一方、「医薬品等適正広告基準」によれば、美容師が特定の化粧品等を推薦等している旨の広告を行うことはできません(薬機法上の根拠条文は第66条第2項と考えます)。
医薬関係者、理容師、美容師、病院、診療所、薬局、その他医薬品等の効能効果等に関し、世人の認識に相当の影響を与える公務所、学校又は学会を含む団体が指定し、公認し、推せんし、指導し、又は選用している等の広告を行ってはならない。(第4 10 医薬関係者等の推せん)
それでは、美容師によるインフルエンサーマーケティングと薬機法の広告規制はどのような関係に立つのでしょうか?
もちろん、美容師が化粧品等と無関係の商品・サービスについて推薦することは、薬機法の広告規制との関係では問題がないかもしれません。しかし、あからさまに美容師にインフルエンサーマーケティングを依頼することは、「医薬品等適正広告基準」に抵触してしまうと考えます。
そこで、この抵触問題を巧妙に回避するために、検索すれば容易に美容師であるとわかるが、SNSのプロフィールには美容師であると明記していないインフルエンサー(「ヘアクリエイター」等と記載していることが多い印象です)に対し、特定の化粧品をSNS上で推薦することを依頼することはできるのでしょうか?

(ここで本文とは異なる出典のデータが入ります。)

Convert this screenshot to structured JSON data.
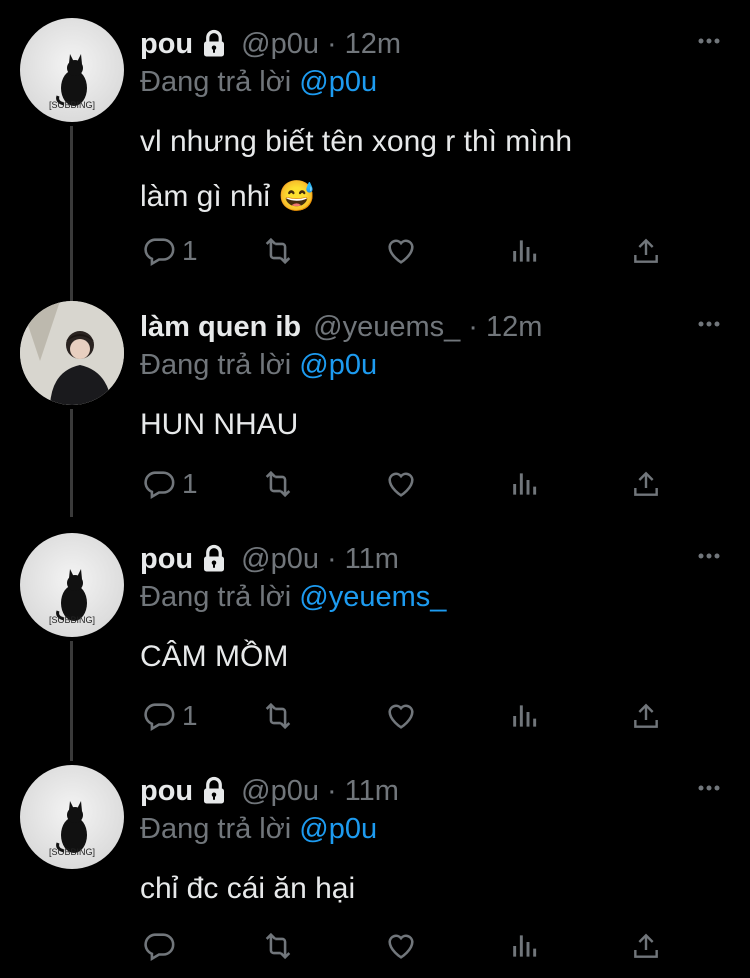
{
  "tweets": [
    {
      "name": "pou",
      "locked": true,
      "handle": "@p0u",
      "sep": "·",
      "time": "12m",
      "reply_prefix": "Đang trả lời",
      "reply_to": "@p0u",
      "text_lines": [
        "vl nhưng biết tên xong r thì mình",
        "làm gì nhỉ 😅"
      ],
      "reply_count": "1",
      "avatar_caption": "[SOBBING]"
    },
    {
      "name": "làm quen ib",
      "locked": false,
      "handle": "@yeuems_",
      "sep": "·",
      "time": "12m",
      "reply_prefix": "Đang trả lời",
      "reply_to": "@p0u",
      "text_lines": [
        "HUN NHAU"
      ],
      "reply_count": "1",
      "avatar_caption": ""
    },
    {
      "name": "pou",
      "locked": true,
      "handle": "@p0u",
      "sep": "·",
      "time": "11m",
      "reply_prefix": "Đang trả lời",
      "reply_to": "@yeuems_",
      "text_lines": [
        "CÂM MỒM"
      ],
      "reply_count": "1",
      "avatar_caption": "[SOBBING]"
    },
    {
      "name": "pou",
      "locked": true,
      "handle": "@p0u",
      "sep": "·",
      "time": "11m",
      "reply_prefix": "Đang trả lời",
      "reply_to": "@p0u",
      "text_lines": [
        "chỉ đc cái ăn hại"
      ],
      "reply_count": "",
      "avatar_caption": "[SOBBING]"
    }
  ],
  "icons": [
    "lock-icon",
    "more-icon",
    "reply-icon",
    "retweet-icon",
    "like-icon",
    "views-icon",
    "share-icon"
  ],
  "colors": {
    "background": "#000000",
    "text": "#e7e9ea",
    "muted": "#71767b",
    "link": "#1d9bf0"
  }
}
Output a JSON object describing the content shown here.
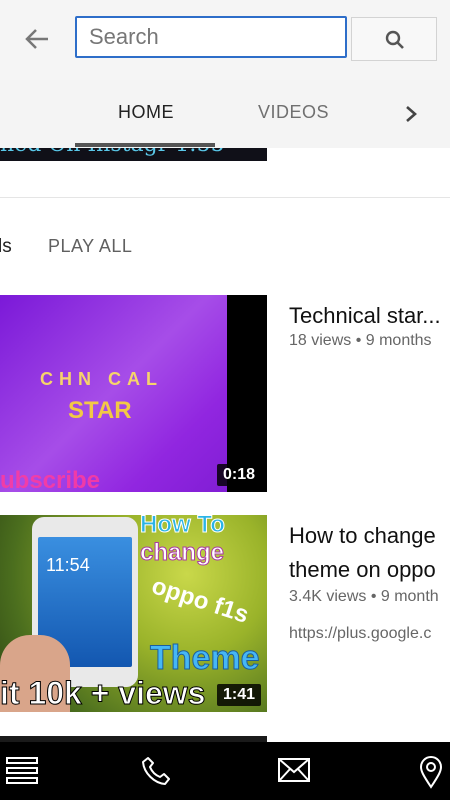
{
  "search": {
    "placeholder": "Search"
  },
  "tabs": [
    {
      "label": "HOME"
    },
    {
      "label": "VIDEOS"
    }
  ],
  "top_thumb": {
    "caption": "ned On Instagr  1:55"
  },
  "section": {
    "title": "ls",
    "play_all": "PLAY ALL"
  },
  "videos": [
    {
      "title": "Technical star...",
      "meta": "18 views • 9 months",
      "duration": "0:18",
      "thumb_text": [
        "CHN CAL",
        "STAR",
        "ubscribe"
      ]
    },
    {
      "title": "How to change theme on oppo",
      "meta": "3.4K views • 9 month",
      "description": "https://plus.google.c",
      "duration": "1:41",
      "thumb_text": [
        "11:54",
        "How To",
        "change",
        "oppo f1s",
        "Theme",
        "it 10k + views"
      ]
    }
  ],
  "bottom_nav": [
    "menu-icon",
    "phone-icon",
    "mail-icon",
    "location-pin-icon"
  ],
  "colors": {
    "accent": "#2e6ec9",
    "nav_bg": "#000000",
    "tab_underline": "#555555"
  }
}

この点、「美容師としてではなく、あくまで一個人として推薦してもらうだけなら、問題ない」という考え方もあり得るのかもしれません。
ただ、明文の規定がないのであくまで私見ではありますが、たとえプロフィールに美容師であると明記していないとしても、美容師であることが容易に知り得るのだとすると、それを知りながら、かつ、その広告効果に期待して美容系のインフルエンサーマーケティングの依頼をする以上、「医薬品等適正広告基準」の規制の趣旨に違反するおそれがあるのではないかと考えています。